Zürich. Studie: Das weibliche Gehirn belohnt soziales Verhalten, angeboren sei das nicht

Frauen teilen eher als Männer, weil ihr Belohnungszentrum im Gehirn dabei stärker aktiviert wird. Das zeigt eine neurologische Studie aus der Schweiz, deren Ergebnisse im Fachmagazin „Nature Human Behaviour“ veröffentlicht worden sind. Angeboren sei das Verhalten nicht.

Das Forscherteam um Alexander Soutschek von der Universität Zürich hatte mit 21 Männern und 19 Frauen zunächst einen Verhaltenstest gemacht, während sie in einem Kernspintomographen lagen. Die Teilnehmer sollten entscheiden, ob sie eine größere Summe Geld für sich allein haben wollten oder eine kleinere für sich selbst und einen anonymen Mitspieler. Das Geld wurde beiden dann ausgezahlt.

Während des Tests untersuchten die Forscher die Aktivität des Striatums, eines Bereiches in der Hirnmitte, der für die Bewertungs- und Belohnungsverarbeitung zuständig und bei jeder Entscheidung aktiv ist. Er bewirkt positive Gefühle, indem die Ausschüttung von Glückshormonen ausgelöst wird. Der Hirnbereich war bei Frauen besonders aktiv, wenn sie teilten. Bei Männern war er aktiver, wenn sie eine egoistische Entscheidung trafen.
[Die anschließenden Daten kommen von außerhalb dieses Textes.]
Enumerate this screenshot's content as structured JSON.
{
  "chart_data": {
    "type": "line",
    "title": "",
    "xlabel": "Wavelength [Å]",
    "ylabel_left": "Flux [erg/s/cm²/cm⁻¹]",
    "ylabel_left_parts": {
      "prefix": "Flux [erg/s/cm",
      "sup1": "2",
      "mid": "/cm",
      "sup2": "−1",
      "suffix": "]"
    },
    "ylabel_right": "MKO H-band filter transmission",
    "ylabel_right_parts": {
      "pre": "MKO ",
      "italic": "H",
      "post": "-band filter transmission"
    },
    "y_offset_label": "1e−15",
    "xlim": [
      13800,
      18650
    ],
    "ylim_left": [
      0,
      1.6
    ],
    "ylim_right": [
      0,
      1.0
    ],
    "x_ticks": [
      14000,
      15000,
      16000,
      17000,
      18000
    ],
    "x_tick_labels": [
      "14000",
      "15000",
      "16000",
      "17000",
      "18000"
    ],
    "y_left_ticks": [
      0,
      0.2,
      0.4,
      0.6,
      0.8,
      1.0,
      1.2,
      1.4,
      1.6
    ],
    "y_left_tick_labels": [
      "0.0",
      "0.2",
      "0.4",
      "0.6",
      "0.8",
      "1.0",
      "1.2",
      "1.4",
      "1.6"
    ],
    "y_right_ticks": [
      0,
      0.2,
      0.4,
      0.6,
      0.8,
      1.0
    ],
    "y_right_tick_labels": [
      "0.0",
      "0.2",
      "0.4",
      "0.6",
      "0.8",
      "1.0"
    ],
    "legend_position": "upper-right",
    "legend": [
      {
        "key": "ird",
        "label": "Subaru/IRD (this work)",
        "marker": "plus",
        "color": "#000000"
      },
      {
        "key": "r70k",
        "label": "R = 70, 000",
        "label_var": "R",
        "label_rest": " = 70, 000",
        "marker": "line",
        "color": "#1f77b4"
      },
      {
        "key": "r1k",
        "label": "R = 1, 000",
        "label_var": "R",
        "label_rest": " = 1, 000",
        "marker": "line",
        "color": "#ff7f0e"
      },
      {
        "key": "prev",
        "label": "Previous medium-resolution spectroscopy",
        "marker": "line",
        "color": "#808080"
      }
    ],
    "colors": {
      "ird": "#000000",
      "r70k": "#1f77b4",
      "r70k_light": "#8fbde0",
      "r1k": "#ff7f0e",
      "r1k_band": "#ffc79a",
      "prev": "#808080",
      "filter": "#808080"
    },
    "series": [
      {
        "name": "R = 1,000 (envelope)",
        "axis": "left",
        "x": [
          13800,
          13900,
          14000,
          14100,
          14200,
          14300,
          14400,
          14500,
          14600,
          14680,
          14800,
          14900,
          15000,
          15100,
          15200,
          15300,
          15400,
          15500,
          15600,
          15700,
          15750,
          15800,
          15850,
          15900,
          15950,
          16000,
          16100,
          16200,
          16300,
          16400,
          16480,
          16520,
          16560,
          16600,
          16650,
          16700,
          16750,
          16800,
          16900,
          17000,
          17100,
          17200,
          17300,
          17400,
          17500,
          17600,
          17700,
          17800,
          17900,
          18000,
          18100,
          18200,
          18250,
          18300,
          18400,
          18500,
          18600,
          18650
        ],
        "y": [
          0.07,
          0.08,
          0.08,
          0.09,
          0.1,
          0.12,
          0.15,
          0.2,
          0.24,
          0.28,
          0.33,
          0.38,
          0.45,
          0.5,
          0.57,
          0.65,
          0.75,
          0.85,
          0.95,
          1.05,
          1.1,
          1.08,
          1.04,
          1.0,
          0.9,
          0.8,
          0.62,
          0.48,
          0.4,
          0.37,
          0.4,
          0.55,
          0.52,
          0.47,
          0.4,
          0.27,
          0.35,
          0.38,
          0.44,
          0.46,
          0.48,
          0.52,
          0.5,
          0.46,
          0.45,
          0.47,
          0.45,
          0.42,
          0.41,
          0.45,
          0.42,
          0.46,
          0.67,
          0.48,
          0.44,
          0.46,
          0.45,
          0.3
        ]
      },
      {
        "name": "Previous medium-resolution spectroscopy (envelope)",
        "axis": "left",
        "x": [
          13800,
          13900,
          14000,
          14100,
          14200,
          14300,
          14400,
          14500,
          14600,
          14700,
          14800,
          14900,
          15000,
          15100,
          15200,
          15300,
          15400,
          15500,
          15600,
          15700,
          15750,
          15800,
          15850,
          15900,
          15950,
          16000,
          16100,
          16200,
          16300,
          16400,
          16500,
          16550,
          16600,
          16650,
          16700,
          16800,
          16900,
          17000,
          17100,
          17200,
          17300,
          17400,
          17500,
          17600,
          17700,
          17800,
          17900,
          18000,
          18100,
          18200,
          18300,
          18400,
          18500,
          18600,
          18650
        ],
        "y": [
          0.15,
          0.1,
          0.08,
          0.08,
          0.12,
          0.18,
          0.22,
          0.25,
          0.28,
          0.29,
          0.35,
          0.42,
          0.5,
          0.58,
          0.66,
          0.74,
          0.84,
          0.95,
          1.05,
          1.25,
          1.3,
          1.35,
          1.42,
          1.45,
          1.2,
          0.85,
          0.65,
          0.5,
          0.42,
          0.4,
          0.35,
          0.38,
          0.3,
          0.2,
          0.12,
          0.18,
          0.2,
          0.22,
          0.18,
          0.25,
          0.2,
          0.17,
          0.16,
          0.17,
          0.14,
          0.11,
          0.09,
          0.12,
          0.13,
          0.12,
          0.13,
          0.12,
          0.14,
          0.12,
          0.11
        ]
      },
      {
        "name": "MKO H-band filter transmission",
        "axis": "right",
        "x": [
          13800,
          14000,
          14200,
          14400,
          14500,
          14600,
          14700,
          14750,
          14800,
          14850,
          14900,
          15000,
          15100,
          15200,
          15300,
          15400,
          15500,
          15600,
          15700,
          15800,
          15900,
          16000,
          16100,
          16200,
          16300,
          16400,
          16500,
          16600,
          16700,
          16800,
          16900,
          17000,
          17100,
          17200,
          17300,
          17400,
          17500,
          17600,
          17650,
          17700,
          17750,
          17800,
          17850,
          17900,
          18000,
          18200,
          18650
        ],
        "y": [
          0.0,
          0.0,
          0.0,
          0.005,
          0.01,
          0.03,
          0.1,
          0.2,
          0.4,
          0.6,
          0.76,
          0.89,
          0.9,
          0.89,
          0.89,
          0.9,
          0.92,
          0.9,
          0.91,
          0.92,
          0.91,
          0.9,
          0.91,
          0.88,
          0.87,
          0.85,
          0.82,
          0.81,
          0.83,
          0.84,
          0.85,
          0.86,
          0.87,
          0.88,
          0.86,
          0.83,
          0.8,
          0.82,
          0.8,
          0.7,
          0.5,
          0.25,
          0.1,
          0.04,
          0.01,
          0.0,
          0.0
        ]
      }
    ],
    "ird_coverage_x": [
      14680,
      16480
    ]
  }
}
Um diese Ergebnisse zu überprüfen, führte das Team den Verhaltenstest noch einmal mit 65 anderen Teilnehmern durch, ohne dabei das Gehirn zu scannen. Untersucht wurde nun, ob sich das Verhalten ändert, wenn die Aktivität des Striatums durch Medikamente unterdrückt wird. Die Hälfte der Gruppe bekam dazu den Wirkstoff Amisulprid, die andere Hälfte ein wirkungsloses Placebo. In der Gruppe, die das Placebo bekam, entschieden sich 51 Prozent der Frauen weiterhin dafür, das Geld aufzuteilen. In der Gruppe, die Amisulprid bekam, taten das nur 45 Prozent. Bei den Männern verbesserte sich das soziale Verhalten: Ohne den Wirkstoff bedachten 40 Prozent den Mitspieler, mit dem Medikament 44.

Die Forscher konnten damit erstmals neurologisch nachweisen, dass das männliche Gehirn eher egoistische Entscheidungen belohnt, das Gehirn der Frauen eher soziale. Dies sei aber nicht angeboren. „Der Unterschied lässt sich am besten durch die unterschiedlichen kulturellen Erwartungen an Männer und Frauen erklären“, sagt Alexander Soutschek. Das Belohnungszentrum sei stark mit Lernprozessen im Gehirn verbunden – und Frauen lernten, eher eine Belohnung für pro-soziales als für egoistisches Verhalten zu erwarten.